Focussing on fake malaria pills, Kathleen McLaughlin traveled to Tanzania and Uganda, two of the countries worst-plagued by the parasite, given their borders on Great Lake Victoria – the world's second-largest lake and home to some of the world's deadliest mosquitoes. The fake pills are, quite simply, everywhere. Nearly everyone has a story about fake medications, mostly malaria pills. Because government hospitals are overloaded and corruption makes drugs go missing from official supplies, thousands of people turn to the local pharmacy and buy potentially life-saving drugs when they get the hallmark malarial fever. But in many cases – up to one third of the time – those drugs are fake. The parasite lives on and, when the drugs contain half-strength of partial active ingredients, the parasite can potentially become resistant to real treatment.
More here.


    1. fake, fake – they are labeled as real, effective, meds, but the pharmacy was sold a batch of bunk pills.

      1. Africa has plenty of “traditional medicine” of their own, and doesn’t need to import it from China.  This is fake fake medicine, either with entirely different cheap ingredients or with enough real medicine to pass non-quantitative tests but diluted with cheap ingredients. 

  1. There’s no doubt that fake and substandard drugs are a problem in Africa, but to say that fake pills are “everywhere” and that China is to blame owes more to hype than reality. China has a well developed generic drug industry and antimalarials are not expensive or difficult to produce. There’s no incentive to market pirate or fake antimalarials in Africa when importers can buy the genuine medication in bulk on for a few dollars.
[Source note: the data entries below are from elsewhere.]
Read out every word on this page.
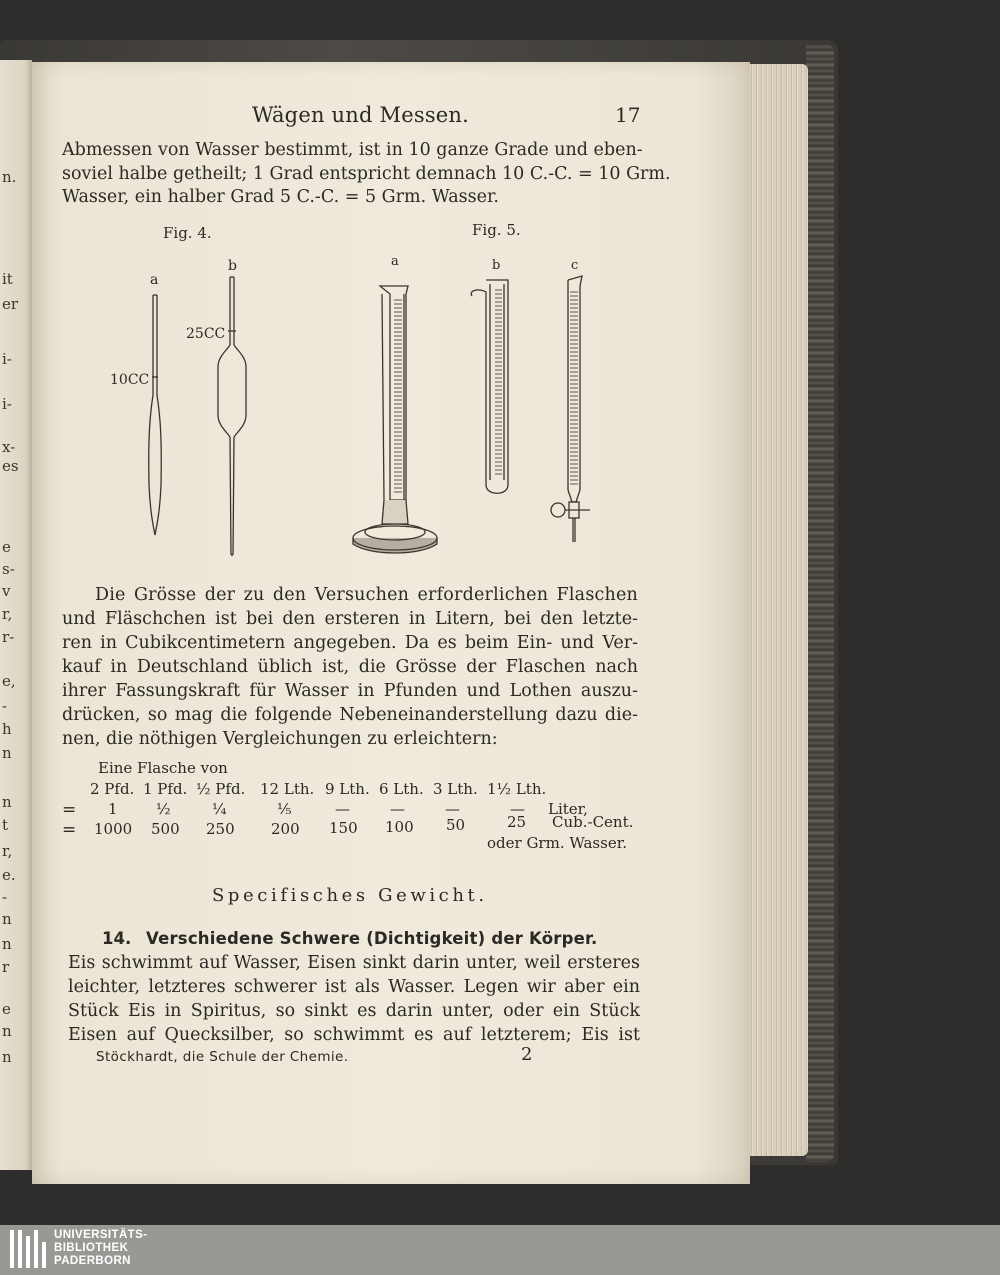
n.
it
er
i-
i-
x-
es
e
s-
v
r,
r-
e,
-
h
n
n
t
r,
e.
-
n
n
r
e
n
n
Wägen und Messen.	17
Abmessen von Wasser bestimmt, ist in 10 ganze Grade und eben-
soviel halbe getheilt; 1 Grad entspricht demnach 10 C.-C. = 10 Grm.
Wasser, ein halber Grad 5 C.-C. = 5 Grm. Wasser.
Fig. 4.	Fig. 5.
a
b
10CC
25CC
a	b	c
Die Grösse der zu den Versuchen erforderlichen Flaschen
und Fläschchen ist bei den ersteren in Litern, bei den letzte-
ren in Cubikcentimetern angegeben. Da es beim Ein- und Ver-
kauf in Deutschland üblich ist, die Grösse der Flaschen nach
ihrer Fassungskraft für Wasser in Pfunden und Lothen auszu-
drücken, so mag die folgende Nebeneinanderstellung dazu die-
nen, die nöthigen Vergleichungen zu erleichtern:
Eine Flasche von
2 Pfd. 1 Pfd. ½ Pfd. 12 Lth. 9 Lth. 6 Lth. 3 Lth. 1½ Lth.
= 1	½	¼	⅕	—	—	—	— Liter,
= 1000 500 250 200 150 100 50	25 Cub.-Cent.
oder Grm. Wasser.
Specifisches Gewicht.
14. Verschiedene Schwere (Dichtigkeit) der Körper.
Eis schwimmt auf Wasser, Eisen sinkt darin unter, weil ersteres
leichter, letzteres schwerer ist als Wasser. Legen wir aber ein
Stück Eis in Spiritus, so sinkt es darin unter, oder ein Stück
Eisen auf Quecksilber, so schwimmt es auf letzterem; Eis ist
Stöckhardt, die Schule der Chemie.	2
UNIVERSITÄTS-
BIBLIOTHEK
PADERBORN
What’s needed is a serious quality control evaluation by reliable agencies such as WHO of antimalarials and the other essential medicines as they are sold on the street in Africa.

    1. The BBC Radio story the other day on the same topic said that it’s estimated that most of the malaria pills for sale in Nigeria are fake, based on recent tests.  There’s been some work done on tagging packages of pills with the same kinds of scratch-cards that are used for mobile phone minutes in most of Africa (and lottery tickets in the US) with manufacturer and batch-tracing information, with a six-country database that people can text the batch numbers to so they can verify whether drugs they’re buying are legit, but it’s new enough that it hasn’t made a big dent in the fake medicine problem yet.

      1. I guess you’ve already bought the pills by the time you get to contact the data-base, so people might chose to live in ignorance and hope for a placebo effect.

  2. I always get nervous when reading these denunciations of “fake” and “counterfeit” Chinese products, as they inevitably conflate 1) failure to provide a product of acceptable quality that does what it’s supposed to do with 2) failure to provide Western rentiers with the licensing fees they demand as the price of doing so. It seems like in this case there really are objective problems with the medicine itself. But still, the problem isn’t that they’re “counterfeit”, it’s that they’re fraudulent — which is a totally different thing.

    1. Counterfeit matters in a case like this–when it purports to be some other brand that you know is quality that’s a problem.

  3. You can buy genuine medicine and anti-malarials, produced by European companies. But the problem is cost: generic Indian or Chinese drugs cost 2-3 dollars per treatment but European medicine costs 12-15 dollars. This is a big difference in a country where most of the population lives on less than a dollar a day.

  4. It’s worth noting that there is a lot of scaremongering about counterfeit medicines being fostered by Big Pharma companies who want to create the impression that generic drugs = poor quality/fake. I’m not saying it isn’t a problem, but just be a bit sceptical about the claims being made. And this is not a problem confined to Africa. A Shanghai hospital pharmacy audit found that 30% of medications supplied to their hospital were not what they claimed to be – most ‘fakes’ did contain the right active ingredient, but often not in the correct dose or formulation, sometimes with other added ingredients.